縁側で、ひなたぼっこでもしながら、あれこれ心に映るよしなしごとを、そこはかとなく書き綴ります。

中国経済のあやうい本質

2013-01-18 23:53:17 | ビジネスパーソンとして
 昨日の日経新聞に面白い統計データが紹介されていました。OECD(経済協力開発機構)とWTO(世界貿易機関)が公表した「付加価値貿易統計」のことです。日経では、こう説明しています。例えば、日本から中国に60ドル相当の部品を輸出し、中国で完成させて100ドル(40ドル分の価値増)で最終消費地の米国に渡った場合、日本が60ドル、中国が40ドル、それぞれ米国に輸出したと計算される、と。そうだとすると、どの国で生み出された付加価値が、どの国で最終消費されたかが分かる、非常に腑に落ちる統計データと言えそうです。
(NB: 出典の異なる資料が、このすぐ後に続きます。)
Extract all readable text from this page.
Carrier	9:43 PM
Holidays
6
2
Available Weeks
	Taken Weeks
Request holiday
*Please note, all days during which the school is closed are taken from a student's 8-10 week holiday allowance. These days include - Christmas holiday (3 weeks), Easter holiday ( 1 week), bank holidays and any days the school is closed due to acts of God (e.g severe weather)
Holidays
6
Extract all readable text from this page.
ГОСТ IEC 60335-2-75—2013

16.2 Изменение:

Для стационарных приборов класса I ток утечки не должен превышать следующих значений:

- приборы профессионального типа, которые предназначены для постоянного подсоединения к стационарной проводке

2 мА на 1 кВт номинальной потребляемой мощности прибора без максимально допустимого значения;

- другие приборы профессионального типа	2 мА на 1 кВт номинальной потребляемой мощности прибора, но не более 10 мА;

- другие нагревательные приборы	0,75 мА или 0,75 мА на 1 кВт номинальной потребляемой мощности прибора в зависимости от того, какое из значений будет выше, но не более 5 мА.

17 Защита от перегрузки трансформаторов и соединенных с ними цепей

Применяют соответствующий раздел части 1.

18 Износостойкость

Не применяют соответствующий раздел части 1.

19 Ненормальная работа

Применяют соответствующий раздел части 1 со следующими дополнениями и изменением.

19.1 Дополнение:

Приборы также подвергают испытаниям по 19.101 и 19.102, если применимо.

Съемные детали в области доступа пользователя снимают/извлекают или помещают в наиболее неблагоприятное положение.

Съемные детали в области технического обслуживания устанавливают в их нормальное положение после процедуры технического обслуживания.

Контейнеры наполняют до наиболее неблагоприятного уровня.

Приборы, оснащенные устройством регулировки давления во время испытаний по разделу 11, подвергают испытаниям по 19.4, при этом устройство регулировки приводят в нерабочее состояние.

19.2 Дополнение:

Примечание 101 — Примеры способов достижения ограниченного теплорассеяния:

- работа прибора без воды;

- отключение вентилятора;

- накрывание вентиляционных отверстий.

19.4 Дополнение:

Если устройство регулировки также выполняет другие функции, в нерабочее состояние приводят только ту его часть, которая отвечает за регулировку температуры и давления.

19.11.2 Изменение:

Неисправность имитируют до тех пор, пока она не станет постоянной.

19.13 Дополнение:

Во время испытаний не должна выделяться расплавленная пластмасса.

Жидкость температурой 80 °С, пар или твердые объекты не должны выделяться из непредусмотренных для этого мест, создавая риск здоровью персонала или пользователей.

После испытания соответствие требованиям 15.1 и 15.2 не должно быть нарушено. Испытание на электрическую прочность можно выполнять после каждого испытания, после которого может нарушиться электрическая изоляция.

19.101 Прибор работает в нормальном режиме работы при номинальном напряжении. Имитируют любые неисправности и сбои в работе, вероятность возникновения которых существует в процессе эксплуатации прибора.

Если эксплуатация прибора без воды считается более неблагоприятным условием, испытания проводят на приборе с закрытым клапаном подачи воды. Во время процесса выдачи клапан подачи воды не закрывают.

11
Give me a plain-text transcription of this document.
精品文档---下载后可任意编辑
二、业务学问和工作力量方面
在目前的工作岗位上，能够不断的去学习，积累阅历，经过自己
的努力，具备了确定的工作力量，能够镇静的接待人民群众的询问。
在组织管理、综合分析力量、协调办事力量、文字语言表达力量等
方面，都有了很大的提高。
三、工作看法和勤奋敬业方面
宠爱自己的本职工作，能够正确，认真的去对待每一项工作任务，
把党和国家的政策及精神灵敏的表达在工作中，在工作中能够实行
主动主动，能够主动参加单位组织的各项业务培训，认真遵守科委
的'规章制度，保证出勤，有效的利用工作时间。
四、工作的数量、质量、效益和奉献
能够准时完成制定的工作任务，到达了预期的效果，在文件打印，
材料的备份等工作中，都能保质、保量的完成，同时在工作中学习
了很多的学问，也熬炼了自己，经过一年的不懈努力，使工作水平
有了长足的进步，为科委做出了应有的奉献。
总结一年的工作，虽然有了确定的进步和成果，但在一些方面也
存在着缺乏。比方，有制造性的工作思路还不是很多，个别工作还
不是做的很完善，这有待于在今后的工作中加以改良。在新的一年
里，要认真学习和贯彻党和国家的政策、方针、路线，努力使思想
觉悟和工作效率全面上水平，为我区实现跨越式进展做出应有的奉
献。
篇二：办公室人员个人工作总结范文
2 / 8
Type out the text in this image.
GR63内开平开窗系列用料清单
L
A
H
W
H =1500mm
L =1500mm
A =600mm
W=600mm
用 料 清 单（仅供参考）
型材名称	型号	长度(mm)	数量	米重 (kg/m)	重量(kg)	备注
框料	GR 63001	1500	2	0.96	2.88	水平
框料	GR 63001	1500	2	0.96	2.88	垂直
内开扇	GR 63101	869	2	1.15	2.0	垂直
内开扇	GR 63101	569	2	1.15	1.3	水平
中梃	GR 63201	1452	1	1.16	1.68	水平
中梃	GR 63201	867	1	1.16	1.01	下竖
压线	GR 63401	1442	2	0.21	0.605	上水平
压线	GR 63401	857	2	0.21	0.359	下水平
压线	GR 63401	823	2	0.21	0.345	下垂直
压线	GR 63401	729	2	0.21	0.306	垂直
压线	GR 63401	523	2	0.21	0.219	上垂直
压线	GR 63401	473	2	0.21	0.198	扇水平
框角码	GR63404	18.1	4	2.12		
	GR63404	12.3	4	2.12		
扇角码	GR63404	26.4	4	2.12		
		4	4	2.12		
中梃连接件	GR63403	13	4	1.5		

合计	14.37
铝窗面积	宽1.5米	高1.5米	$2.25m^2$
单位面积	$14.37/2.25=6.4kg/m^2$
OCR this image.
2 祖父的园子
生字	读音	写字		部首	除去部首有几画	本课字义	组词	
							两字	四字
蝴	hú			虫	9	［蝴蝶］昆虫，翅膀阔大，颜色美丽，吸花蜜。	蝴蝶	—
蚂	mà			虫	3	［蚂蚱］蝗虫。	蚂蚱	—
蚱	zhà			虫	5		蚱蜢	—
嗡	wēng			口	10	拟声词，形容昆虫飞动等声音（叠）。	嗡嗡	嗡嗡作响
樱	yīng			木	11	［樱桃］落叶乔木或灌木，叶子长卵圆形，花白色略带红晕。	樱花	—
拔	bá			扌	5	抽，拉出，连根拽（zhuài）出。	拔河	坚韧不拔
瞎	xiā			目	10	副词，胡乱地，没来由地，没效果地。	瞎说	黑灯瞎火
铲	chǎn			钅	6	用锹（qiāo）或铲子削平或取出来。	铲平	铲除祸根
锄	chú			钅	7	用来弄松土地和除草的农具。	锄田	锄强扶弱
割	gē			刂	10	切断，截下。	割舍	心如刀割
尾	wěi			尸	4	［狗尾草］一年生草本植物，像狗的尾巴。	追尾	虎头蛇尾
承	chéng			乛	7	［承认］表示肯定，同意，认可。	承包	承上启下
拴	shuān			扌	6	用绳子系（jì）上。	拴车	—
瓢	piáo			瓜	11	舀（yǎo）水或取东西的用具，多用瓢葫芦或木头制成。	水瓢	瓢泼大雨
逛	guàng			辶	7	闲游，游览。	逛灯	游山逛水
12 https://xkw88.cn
 これによると、2009年の実績ですが、日本の最大の輸出相手国は米国で、全体の19%を占め、従来の統計では首位だった中国(全体の24%)は、付加価値で見ると2位(全体の15%)に下がるそうです。また、貿易黒字は、中・韓向けでは殆どなくなってしまい、米国向けで360億ドルと、6割も増えたそうです。
 中国は「世界の工場」と言われて久しいですが、かつて、英国やドイツや米国や日本が「世界の工場」だと言われた時とは全く様相が違います。これらの国々で工場生産の主軸となっていたのは、いずれもそれぞれの国の企業群でしたが、今の中国で工場生産を主に担っているのは外資系企業であり、素材やキー・コンポーネントを輸入して組み立てるだけの「下請け工場」に過ぎないことが、この付加価値統計によって裏付けられたと言えるのではないでしょうか。いみじくも浜矩子さんが「中国経済 あやうい本質」(集英社新書)の中で述べておられたように、「中国が世界の工場になったのではなく、世界が中国を工場にしている」のが実態です。そこで中国人が手掛けていることは、設計・開発や、生産技術や生産計画といったノウハウの厚みがない、安い労働力によって「組み立てる」だけの薄っぺらな付加価値でしかありません。まさに「あやうい本質」と言えないでしょうか。